—¿Qué? —Dulce se quedó atónita—. ¿La... verdadera mamá de Nicolás?
La reacción de Dulce ya le había dado la respuesta a Valeria.
Esta última sonrió ligeramente.
—La verdadera mamá de Nicolás es otra persona, yo soy la mamá adoptiva de Nicolás, bueno, solo fui su mamá adoptiva en el pasado, ahora ya no tenemos ninguna relación.
Dulce miró a Valeria completamente confundida.
Parecía que era demasiada información y no podía procesarla toda de una vez.
Valeria no dijo nada más, se dio vuelta y salió directamente de la villa.
Afuera de la puerta principal, estaba estacionado el Land Rover blanco.
Al ver salir a Valeria, Rafael se bajó inmediatamente y le abrió la puerta del copiloto.
Valeria le sonrió, se agachó y se subió al auto.
Rafael cerró la puerta, rodeó el auto y se subió.
En el estudio del segundo piso, Santiago estaba parado frente al ventanal, mirando hacia abajo mientras el auto blanco se alejaba.

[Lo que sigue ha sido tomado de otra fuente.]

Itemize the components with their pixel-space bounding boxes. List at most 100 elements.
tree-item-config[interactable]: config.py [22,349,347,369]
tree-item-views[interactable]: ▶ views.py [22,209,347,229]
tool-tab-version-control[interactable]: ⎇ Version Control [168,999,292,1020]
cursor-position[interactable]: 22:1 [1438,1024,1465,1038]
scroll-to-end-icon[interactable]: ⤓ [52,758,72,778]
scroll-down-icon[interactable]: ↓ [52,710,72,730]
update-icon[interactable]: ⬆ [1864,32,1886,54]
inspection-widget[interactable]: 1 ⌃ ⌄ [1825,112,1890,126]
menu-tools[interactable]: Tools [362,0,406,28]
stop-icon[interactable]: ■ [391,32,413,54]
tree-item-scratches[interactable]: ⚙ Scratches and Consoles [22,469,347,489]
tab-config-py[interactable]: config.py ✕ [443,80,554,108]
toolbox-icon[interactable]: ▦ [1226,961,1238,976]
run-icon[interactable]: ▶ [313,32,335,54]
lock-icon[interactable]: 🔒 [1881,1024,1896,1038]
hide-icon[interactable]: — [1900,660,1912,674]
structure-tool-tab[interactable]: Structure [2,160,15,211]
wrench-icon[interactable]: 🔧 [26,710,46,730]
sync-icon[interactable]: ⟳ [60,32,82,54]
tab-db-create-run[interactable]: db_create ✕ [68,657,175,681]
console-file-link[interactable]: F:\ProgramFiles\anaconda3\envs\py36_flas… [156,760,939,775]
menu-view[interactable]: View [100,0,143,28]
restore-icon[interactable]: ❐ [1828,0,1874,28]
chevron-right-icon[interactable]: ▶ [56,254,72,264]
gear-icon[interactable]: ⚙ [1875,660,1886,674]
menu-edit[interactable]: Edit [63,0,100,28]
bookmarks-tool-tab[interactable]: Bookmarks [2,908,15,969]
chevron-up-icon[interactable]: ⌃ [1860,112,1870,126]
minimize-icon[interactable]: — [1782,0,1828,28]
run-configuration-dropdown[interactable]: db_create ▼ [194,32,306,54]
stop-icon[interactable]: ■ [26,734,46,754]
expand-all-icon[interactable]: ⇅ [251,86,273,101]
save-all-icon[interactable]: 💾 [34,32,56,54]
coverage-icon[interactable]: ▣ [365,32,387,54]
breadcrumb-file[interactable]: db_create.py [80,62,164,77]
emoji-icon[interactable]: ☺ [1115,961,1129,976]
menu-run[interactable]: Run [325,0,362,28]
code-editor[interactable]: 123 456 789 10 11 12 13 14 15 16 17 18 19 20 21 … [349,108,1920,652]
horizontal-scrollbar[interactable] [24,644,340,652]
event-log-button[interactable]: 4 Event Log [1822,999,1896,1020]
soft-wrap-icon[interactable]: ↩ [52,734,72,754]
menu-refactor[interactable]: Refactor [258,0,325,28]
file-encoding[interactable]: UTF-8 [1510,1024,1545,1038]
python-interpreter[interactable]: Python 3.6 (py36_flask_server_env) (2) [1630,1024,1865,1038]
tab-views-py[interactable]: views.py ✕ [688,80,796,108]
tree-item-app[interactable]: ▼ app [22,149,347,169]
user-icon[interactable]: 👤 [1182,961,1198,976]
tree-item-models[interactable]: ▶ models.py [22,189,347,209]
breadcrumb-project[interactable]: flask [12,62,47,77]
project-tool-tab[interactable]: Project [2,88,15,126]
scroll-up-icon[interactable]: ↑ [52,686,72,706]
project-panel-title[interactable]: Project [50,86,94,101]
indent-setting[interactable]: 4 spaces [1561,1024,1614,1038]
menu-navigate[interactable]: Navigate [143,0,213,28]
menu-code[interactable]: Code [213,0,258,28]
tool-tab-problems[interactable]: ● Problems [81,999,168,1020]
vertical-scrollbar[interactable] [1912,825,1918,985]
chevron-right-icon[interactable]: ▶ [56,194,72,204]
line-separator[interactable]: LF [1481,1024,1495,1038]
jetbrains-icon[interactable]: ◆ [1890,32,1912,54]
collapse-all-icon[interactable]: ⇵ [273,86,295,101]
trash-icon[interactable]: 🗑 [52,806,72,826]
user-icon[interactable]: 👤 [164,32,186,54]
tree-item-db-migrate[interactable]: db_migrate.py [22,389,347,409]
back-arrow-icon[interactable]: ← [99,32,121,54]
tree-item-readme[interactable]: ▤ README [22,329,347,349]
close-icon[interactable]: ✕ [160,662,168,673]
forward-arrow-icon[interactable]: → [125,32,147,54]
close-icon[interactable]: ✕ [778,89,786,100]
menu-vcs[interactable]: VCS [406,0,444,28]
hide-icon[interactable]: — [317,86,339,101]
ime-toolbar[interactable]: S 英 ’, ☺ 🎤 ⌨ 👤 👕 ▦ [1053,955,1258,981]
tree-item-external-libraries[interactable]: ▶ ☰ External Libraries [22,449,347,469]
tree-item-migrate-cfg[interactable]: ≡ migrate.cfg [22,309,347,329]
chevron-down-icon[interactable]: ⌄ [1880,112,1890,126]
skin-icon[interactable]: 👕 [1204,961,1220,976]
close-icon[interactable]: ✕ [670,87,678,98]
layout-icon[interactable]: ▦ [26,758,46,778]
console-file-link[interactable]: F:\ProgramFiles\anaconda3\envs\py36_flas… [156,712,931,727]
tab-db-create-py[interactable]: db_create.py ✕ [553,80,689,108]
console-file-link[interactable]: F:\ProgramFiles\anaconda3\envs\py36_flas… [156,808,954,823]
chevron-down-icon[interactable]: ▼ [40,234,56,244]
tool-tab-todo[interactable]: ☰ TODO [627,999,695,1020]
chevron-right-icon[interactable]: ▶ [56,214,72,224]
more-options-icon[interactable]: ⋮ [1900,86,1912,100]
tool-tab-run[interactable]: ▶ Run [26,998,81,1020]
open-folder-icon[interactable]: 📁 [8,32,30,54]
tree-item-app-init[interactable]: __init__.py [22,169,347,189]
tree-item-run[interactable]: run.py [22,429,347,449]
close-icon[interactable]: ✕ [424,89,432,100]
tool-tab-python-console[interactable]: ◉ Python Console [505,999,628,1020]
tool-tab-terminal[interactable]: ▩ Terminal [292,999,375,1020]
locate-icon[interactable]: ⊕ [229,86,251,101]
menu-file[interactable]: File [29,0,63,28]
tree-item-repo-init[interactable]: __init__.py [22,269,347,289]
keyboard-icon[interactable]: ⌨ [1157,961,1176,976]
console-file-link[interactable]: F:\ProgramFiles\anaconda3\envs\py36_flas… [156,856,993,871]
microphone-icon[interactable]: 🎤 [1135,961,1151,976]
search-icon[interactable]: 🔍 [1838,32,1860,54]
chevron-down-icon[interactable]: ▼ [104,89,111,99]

La silueta del hombre se mostraba erguida, a su lado estaba el retrato a tinta que Valeria había terminado después.
Cuando el auto desapareció completamente de vista, sacó su celular y marcó el número de Daniel.
—Revisa todos los hospitales de San Aurelio, ve si hay registros médicos recientes de Valeria.
***
Los siguientes tres días, Valeria fue a Residencial Las Palmas todos los días.
Dulce tenía una actitud muy seria hacia el trabajo y además tenía gran capacidad de aprendizaje.
Valeria pensó que enseñarle a Dulce no requeriría una semana completa.
En realidad con tres días era suficiente.
El cuarto día, Valeria ya no fue más a Residencial Las Palmas.
Nicolás, que esperaba en casa sin que llegara Valeria, se puso ansioso.
Estos tres días había estado pegándose a Dulce a propósito, pero no era porque ya no le gustara mamá, ¡era para probar si mamá se pondría celosa!
¡Pero no esperaba que mamá hoy directamente no viniera!